Among the dishes rethinking the role of meat on the plate is Hawksmoor’s potted beef, which comes from grass-fed cattle that are allowed to grow naturally and lead a stress-free life
Chef James Golding at The Pig is serving a classic from the menu – pressed pig and walnuts – which uses pig head and ham hocks from their own pigs and free-range pannage pigs (released into forests to forage) from New Forest-based Wendy Maughan at Manor Farm in Cadnam.
Golding said that this represents his local produce ethos and is a great way to utilise under-used parts of the pig that always deliver flavour in a big way. The pickled walnuts are also grown locally and the plate is dressed with purple mustard frills that are nurtured on the grounds of The Pig.
After all, sustainability doesn’t necessarily mean ruling meat out of a meal.
“It can be possible to misinterpret the more veg, flexitarian shift as a vegetarian/vegan charter. It’s not,” says Stephen.
“What people want is more choice, and the smart operators are providing their customers with that more imaginative, tasty and well-thought-out alternatives.
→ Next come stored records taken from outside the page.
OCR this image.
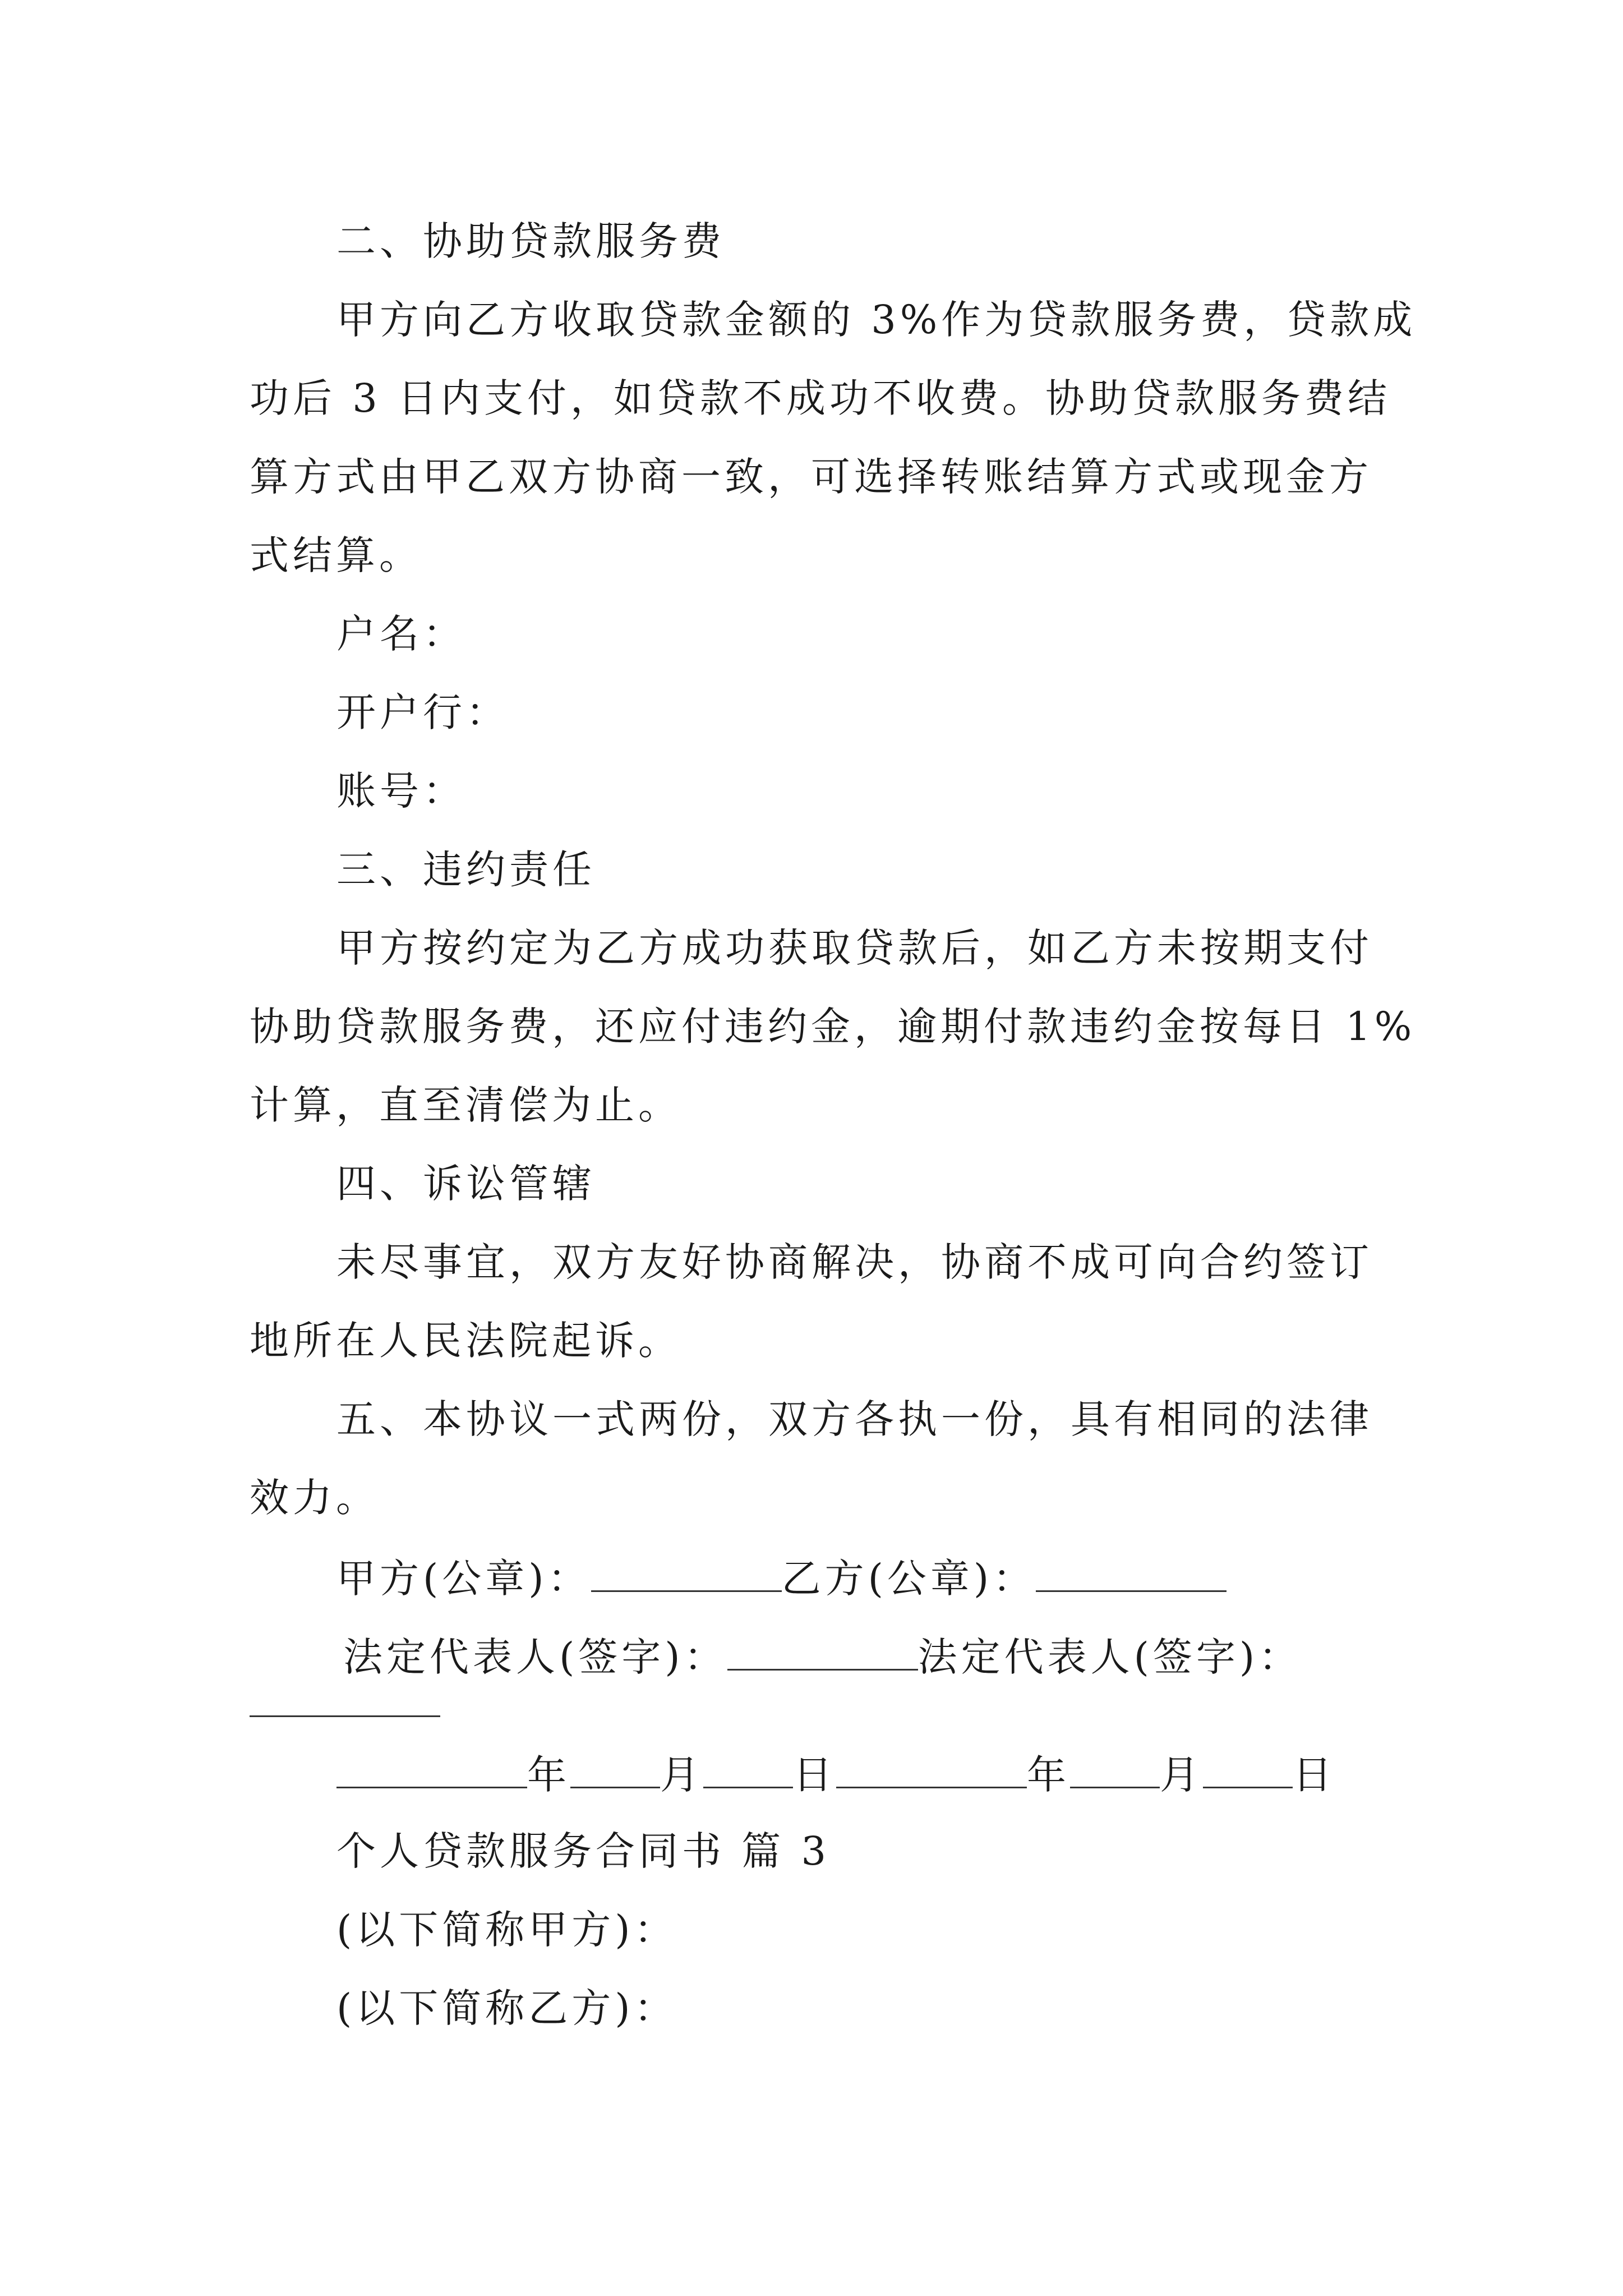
二、协助贷款服务费
甲方向乙方收取贷款金额的 3%作为贷款服务费，贷款成
功后 3 日内支付，如贷款不成功不收费。协助贷款服务费结
算方式由甲乙双方协商一致，可选择转账结算方式或现金方
式结算。
户名：
开户行：
账号：
三、违约责任
甲方按约定为乙方成功获取贷款后，如乙方未按期支付
协助贷款服务费，还应付违约金，逾期付款违约金按每日 1%
计算，直至清偿为止。
四、诉讼管辖
未尽事宜，双方友好协商解决，协商不成可向合约签订
地所在人民法院起诉。
五、本协议一式两份，双方各执一份，具有相同的法律
效力。
甲方(公章)：	乙方(公章)：
法定代表人(签字)：	法定代表人(签字)：
年 月 日	年 月 日
个人贷款服务合同书 篇 3
(以下简称甲方)：
(以下简称乙方)：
Others are offering smaller meat portions.”
As the consumer survey results demonstrate, faced with a full menu of dishes to choose from, it can be hard for even the most conscious diners to feel confident they’re making the right choice, even in the most ethical restaurant, according to the SRA. One Planet Plate is effectively the chef’s sustainable special – his or her personal recommendation.
The SRA is urging restaurants to feature these dishes on the menu for the long term. The consumer conscience isn’t going anywhere, so perhaps neither should these meals.